Of general type, Kobayashi and Bergman metrics, analytical stiffness (Sioux).

/curriculum

>>6713277
>>6713280
>>6713283
>>6713284
>>6713287
>>6713288
>>6713293
>>6713295
>>6713296
>>6713298

>ctrl+f graph theory
>no results
It's shit.

>>6713305
He excludes a lot of discrete math in general.

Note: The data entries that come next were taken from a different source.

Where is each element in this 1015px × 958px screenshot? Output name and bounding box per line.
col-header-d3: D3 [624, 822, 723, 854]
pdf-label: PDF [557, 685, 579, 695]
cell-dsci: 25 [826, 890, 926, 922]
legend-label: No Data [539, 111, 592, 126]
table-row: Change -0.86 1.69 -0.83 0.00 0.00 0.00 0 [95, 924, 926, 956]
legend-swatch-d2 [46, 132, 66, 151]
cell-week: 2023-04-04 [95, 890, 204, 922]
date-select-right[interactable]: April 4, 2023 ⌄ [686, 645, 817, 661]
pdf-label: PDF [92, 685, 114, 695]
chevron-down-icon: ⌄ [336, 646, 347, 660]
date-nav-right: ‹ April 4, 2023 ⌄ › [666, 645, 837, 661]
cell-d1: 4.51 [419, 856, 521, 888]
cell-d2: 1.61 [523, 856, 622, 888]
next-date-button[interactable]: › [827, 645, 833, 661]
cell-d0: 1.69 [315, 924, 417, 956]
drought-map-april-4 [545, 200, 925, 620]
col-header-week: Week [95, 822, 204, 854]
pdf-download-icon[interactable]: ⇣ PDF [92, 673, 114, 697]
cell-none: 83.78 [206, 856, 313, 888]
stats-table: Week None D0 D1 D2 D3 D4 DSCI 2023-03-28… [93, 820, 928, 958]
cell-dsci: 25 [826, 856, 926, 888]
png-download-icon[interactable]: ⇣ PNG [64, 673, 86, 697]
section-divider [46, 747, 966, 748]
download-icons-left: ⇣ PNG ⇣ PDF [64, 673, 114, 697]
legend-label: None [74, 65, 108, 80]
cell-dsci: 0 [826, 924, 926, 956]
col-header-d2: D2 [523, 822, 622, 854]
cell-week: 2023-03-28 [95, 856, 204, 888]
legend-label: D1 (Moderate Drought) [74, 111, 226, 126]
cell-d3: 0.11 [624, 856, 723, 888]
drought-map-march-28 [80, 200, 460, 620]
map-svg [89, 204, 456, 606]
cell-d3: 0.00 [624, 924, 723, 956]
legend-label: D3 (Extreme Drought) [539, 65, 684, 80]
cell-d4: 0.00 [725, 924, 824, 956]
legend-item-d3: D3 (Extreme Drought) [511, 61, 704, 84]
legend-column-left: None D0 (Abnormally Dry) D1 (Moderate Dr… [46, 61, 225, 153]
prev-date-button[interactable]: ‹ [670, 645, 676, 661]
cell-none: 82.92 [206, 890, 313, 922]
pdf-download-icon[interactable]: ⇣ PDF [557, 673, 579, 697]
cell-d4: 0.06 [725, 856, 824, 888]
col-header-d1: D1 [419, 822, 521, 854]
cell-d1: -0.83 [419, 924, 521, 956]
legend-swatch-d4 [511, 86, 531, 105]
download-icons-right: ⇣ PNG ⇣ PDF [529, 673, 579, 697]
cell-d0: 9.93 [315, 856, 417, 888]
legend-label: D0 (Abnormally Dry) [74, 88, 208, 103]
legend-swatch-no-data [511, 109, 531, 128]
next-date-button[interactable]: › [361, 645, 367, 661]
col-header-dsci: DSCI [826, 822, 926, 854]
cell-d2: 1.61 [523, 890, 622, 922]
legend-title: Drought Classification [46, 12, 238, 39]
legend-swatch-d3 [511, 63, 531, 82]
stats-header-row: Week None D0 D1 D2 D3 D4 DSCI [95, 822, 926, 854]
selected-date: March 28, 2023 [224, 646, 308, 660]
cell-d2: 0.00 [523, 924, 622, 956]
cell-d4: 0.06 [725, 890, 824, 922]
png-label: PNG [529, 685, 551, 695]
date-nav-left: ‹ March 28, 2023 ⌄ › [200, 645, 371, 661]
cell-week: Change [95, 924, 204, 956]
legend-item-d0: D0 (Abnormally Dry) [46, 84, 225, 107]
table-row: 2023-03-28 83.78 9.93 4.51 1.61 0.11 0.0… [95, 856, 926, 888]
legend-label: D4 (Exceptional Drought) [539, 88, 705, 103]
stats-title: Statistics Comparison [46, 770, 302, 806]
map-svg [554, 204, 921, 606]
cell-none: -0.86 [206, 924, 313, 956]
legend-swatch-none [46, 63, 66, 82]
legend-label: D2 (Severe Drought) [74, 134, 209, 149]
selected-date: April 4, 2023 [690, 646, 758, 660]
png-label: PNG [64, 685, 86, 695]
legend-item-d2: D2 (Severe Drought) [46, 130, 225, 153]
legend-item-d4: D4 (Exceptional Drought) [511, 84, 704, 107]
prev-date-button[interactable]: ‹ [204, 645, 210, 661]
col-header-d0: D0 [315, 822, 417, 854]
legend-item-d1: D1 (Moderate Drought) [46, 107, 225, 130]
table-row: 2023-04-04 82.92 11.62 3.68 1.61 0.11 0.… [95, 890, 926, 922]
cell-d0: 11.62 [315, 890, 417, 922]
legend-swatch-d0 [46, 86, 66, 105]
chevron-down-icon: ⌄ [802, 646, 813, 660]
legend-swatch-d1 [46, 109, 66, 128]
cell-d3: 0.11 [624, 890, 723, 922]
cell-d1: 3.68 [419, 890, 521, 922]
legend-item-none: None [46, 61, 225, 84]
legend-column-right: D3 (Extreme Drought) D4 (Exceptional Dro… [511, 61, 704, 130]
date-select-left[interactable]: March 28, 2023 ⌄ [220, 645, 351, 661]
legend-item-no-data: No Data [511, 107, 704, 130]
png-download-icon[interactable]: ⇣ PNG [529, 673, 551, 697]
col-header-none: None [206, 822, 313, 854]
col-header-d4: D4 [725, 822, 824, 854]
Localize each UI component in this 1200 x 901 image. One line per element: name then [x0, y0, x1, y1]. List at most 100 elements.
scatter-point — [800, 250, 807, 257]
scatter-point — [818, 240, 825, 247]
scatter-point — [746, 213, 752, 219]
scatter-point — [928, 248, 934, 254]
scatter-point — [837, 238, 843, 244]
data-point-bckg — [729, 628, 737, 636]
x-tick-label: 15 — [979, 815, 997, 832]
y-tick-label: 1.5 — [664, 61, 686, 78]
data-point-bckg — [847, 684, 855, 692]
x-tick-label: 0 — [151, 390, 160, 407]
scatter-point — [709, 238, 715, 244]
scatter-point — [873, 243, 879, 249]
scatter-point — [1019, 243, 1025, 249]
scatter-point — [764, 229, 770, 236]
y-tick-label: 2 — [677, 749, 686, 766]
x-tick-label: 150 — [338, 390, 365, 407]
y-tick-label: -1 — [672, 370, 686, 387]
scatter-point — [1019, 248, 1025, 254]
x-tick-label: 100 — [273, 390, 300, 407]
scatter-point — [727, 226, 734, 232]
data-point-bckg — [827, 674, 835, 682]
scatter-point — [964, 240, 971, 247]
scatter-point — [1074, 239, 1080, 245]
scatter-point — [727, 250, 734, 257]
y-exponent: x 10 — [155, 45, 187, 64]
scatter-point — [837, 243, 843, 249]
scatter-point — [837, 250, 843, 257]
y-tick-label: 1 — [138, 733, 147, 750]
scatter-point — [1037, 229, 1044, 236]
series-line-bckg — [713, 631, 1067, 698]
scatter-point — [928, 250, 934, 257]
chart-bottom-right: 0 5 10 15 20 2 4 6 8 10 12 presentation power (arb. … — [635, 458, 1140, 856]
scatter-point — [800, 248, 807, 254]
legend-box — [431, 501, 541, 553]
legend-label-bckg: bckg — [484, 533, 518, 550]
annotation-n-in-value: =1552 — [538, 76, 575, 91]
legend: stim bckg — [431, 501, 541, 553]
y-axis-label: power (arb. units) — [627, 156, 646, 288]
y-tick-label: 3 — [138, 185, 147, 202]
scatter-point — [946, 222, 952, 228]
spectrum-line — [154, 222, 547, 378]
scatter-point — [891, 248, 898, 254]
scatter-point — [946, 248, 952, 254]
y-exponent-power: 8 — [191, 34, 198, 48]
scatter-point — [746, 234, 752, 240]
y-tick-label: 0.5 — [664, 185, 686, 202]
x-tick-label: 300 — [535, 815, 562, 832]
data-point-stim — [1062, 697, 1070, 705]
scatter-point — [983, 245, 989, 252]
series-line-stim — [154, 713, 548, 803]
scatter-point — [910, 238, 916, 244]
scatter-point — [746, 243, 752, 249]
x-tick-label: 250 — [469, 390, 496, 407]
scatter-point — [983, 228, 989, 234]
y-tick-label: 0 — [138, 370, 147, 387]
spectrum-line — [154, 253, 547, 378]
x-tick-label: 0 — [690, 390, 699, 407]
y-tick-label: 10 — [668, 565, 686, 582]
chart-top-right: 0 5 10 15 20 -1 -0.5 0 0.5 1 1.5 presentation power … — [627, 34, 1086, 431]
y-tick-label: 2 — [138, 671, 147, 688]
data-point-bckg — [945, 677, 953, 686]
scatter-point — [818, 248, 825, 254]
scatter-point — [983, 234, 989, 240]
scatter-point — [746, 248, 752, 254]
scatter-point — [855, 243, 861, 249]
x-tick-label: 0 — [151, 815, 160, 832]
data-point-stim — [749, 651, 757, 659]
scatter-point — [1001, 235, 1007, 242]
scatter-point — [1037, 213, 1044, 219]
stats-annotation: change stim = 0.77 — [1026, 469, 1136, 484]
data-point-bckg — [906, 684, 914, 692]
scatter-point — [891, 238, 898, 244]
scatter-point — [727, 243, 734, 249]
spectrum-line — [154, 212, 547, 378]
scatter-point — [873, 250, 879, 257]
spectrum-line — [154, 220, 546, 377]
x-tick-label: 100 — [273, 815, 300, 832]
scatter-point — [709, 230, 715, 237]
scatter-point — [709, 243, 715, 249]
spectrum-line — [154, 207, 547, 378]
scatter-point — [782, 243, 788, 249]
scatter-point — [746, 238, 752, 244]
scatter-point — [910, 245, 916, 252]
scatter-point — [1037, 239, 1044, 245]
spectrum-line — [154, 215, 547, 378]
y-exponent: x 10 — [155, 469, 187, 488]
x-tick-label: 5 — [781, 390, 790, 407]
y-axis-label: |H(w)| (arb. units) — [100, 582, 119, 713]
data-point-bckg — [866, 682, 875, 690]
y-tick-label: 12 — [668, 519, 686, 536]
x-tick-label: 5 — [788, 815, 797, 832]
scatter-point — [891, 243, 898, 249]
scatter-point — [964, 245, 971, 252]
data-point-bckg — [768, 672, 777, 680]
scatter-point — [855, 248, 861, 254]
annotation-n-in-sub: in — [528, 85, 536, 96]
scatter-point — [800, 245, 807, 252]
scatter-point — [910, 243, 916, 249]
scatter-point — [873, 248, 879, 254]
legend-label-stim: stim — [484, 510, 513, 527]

Maybe he thinks it falls under algebraic topology or something.

>>6713314
>discrete
http://en.wikipedia.org/wiki/Continuous_graph

http://www.reddit.com/r/math/comments/10o6yo/what_do_you_think_of_this_guys_suggested/c6f7qyt?context=1

>>6712898
you just called yourself stupid

>>6712898
⇒The only meaningful math is that which can be applied to reality

That's why OP's masturbatory "muh string theory" curriculum is mostly useless. Please show me where you apply L-адические превратные пучки in reality. By your standards the curriculum should contain stochastic processes, financial mathematics, algorithmics, numerical anlysis etc. Unfortunately he forgot to include these and many other actually relevant topics.